As I think about this, this was a pretty “issues-y” novel – unmarried/unplanned pregnancy, a parent who has killed herself (but why? It’s never explained…), a lonely young woman trying to sort out her life with a fairly-distant father who doesn’t help her… It seemed to me as though Bennett had thought of some issues mostly likely to attract her readers and then plugged them in to the plot as she wrote.

You know – it reminded me of the 1980s/1990s Oprah Books where they were designed to trigger long meaningful interactions about knotty social issues that tend to happen to “other people”.

I’m glad I read it – I don’t regret the time I spent with this book at all but to put it into perspective for you, my favorite thing about the edition that I read was the artwork on the cover. (Really nice.) So – perhaps this is more of a beach read than a substantial work on social issues. It was fun to read. It was well-written, but it was a pretty superficial approach to some weighty issues. 

(It’s also possible that I could be the only person in the world who doesn’t gush over Bennett’s work, so you might take this with a grain of salt. It just suffered in contrast after reading the excellence of Petry’s book immediately before it. If you’re looking for a solid read this summer, the Petry is the one I’d recommend.) 

Loving and Giving – Molly Keane (1988)

This was my second foray into the literature of Molly Keane (also published under the name of M.J. Farrell during the 1930s) and this was another read from her that was a good experience whilst also being slightly prickly. (See review of Devoted Ladies [1934] here.)

This novel, as implied by the title, is about the push-and-pull of tricky family relationships and how the central protagonist, at the start a young girl, tries her best to understand and adapt to the people who surround her. However, despite her efforts to be “loving and giving” (cue: title), the recipients of her intentions aren’t always responsive in predictable ways, and this was a little heartbreaking for me, as a reader, as I could see how this was slowly breaking this young girl’s heart (although the adults involved had no idea about this).

Nicandra, the lead character, is only eight years old and living in the isolated and rural world of a rather grand Irish estate called Deer Forest in 1914. Her life is organized and satisfactory. Her mother is beautiful and loved; her father distant and involved in running the estate; her Aunt Tossie walks about grandly in her widow’s weeds. But one day, her mother runs away and things change overnight for Nicandra.

Thrown into confusion and sadness (as of course no one has a conversation with her about her mother’s absence – them’s the times and place), Nicandra vows to make up for her missing mother by providing everyone left with lots of love and kindness. But things go rather awry.

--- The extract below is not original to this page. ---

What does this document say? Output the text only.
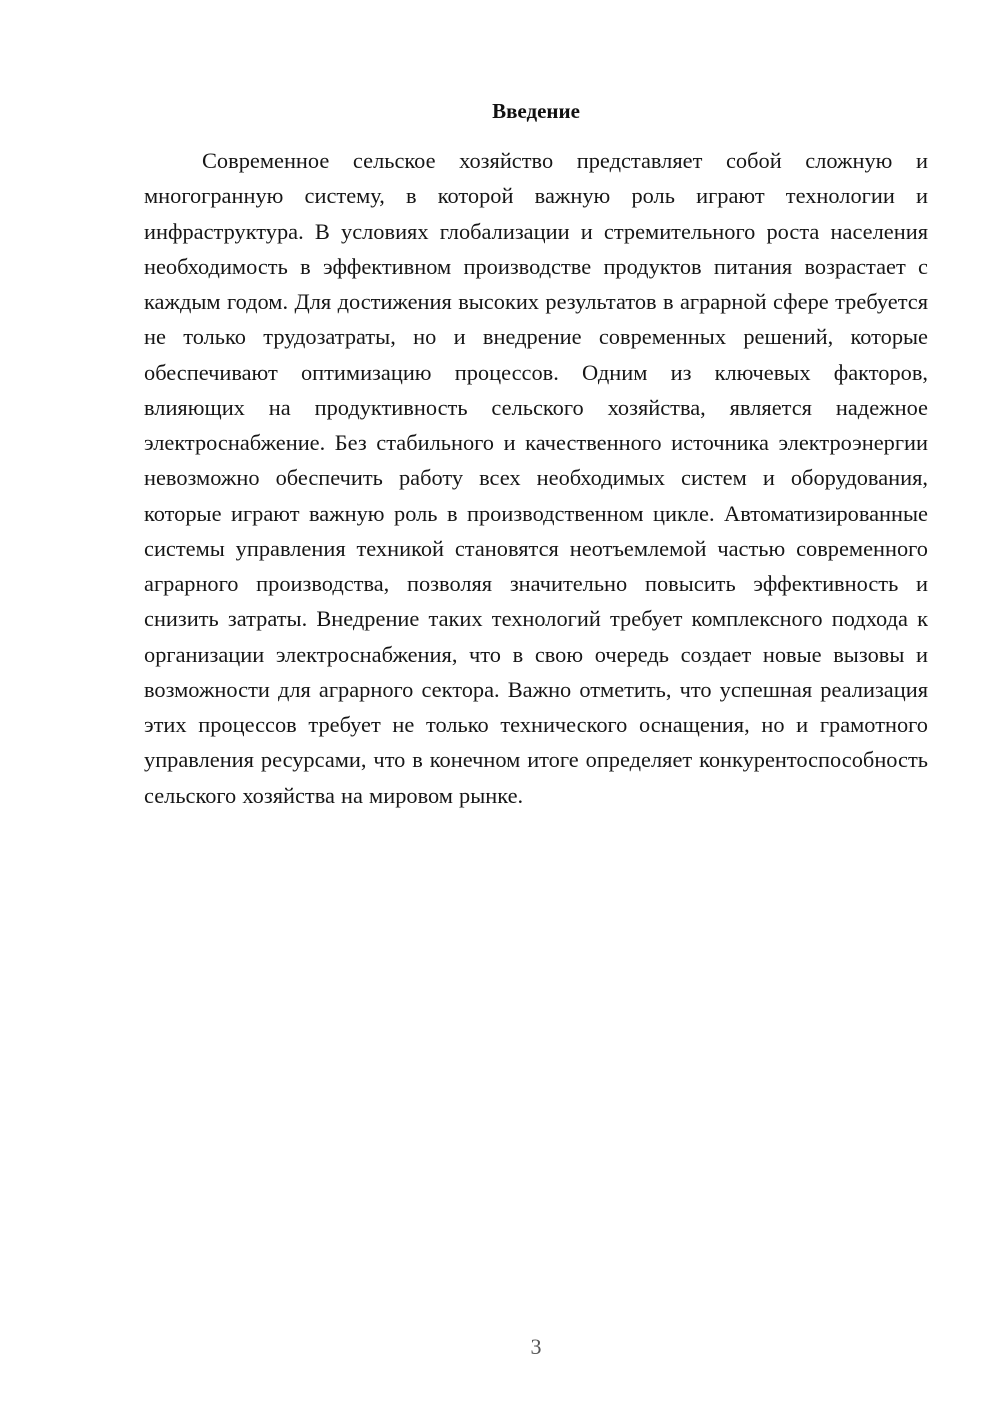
Введение

Современное сельское хозяйство представляет собой сложную и многогранную систему, в которой важную роль играют технологии и инфраструктура. В условиях глобализации и стремительного роста населения необходимость в эффективном производстве продуктов питания возрастает с каждым годом. Для достижения высоких результатов в аграрной сфере требуется не только трудозатраты, но и внедрение современных решений, которые обеспечивают оптимизацию процессов. Одним из ключевых факторов, влияющих на продуктивность сельского хозяйства, является надежное электроснабжение. Без стабильного и качественного источника электроэнергии невозможно обеспечить работу всех необходимых систем и оборудования, которые играют важную роль в производственном цикле. Автоматизированные системы управления техникой становятся неотъемлемой частью современного аграрного производства, позволяя значительно повысить эффективность и снизить затраты. Внедрение таких технологий требует комплексного подхода к организации электроснабжения, что в свою очередь создает новые вызовы и возможности для аграрного сектора. Важно отметить, что успешная реализация этих процессов требует не только технического оснащения, но и грамотного управления ресурсами, что в конечном итоге определяет конкурентоспособность сельского хозяйства на мировом рынке.

3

The author was in her 80s when this was finished. decades after Keane’s other novels were published, but it’s clear that life has not softened the edges of her mind and how she handles her characters. This novel follows the sharpening of young Nicandra as her efforts to be kind are rebuffed and misinterpreted over the years and how these reactions shape her life in terms of loving and being loved.

It’s a sad novel in many ways and reflects how life doesn’t always turn out as glamorous as you would like to be. As the house falls into disrepair, so does the family break down, and then the ending of this novel was just fantastic. (Shan’t say anything about it, but believe me. It’s good.)

So, a prickly but enjoyable read. You don’t need to love the characters in a book to care about them, and this is ably demonstrated in this novel by Molly Keane. Another off the TBR pile (been there for years!) and read as part of Cathy 746’s Reading Ireland Month project. Thank you for the nudge to read this title!

The Thorn Birds – Colleen McCullough (1977)

Chatting with a friend about books (of course), she happened to mention the title of this 1977 best-selling multi-generational Australian novel that tracks the Cleary family as their lives play out at a fictional sheep station in the Outback and one that I had somehow missed during my teenaged years.

At this point (close to the end of the semester), I’m more or less brain-dead so I was looking for a non-complicated fairly straight-forward knife-through-butter read, and thus: The Thorn Birds was selected.

And, despite my rather low expectations for the quality of this read, it ended up being a very enjoyable multi-generational romp across this family’s history in Australia. (And if I’m honest, it was actually MUCH better than I had anticipated, so that’ll teach me to judge a book by its cover.)

Spanning the years 1915-1969 and crossing the world in its narrative arc, McCullough masterfully keeps control of the huge number of characters and events that make up this plot, and it’s written in such a way that despite this huge spread of variables, it wasn’t confusing at all. So – kudos should go to the author for that.

And even though the book is a complete and total beach read, it also happens to be very well written (apart from the odd printing typo here and there) and so that added to the overall experience as well. Oh, and it was nearly unputdownable at the same time. Really – the whole thing took me by surprise.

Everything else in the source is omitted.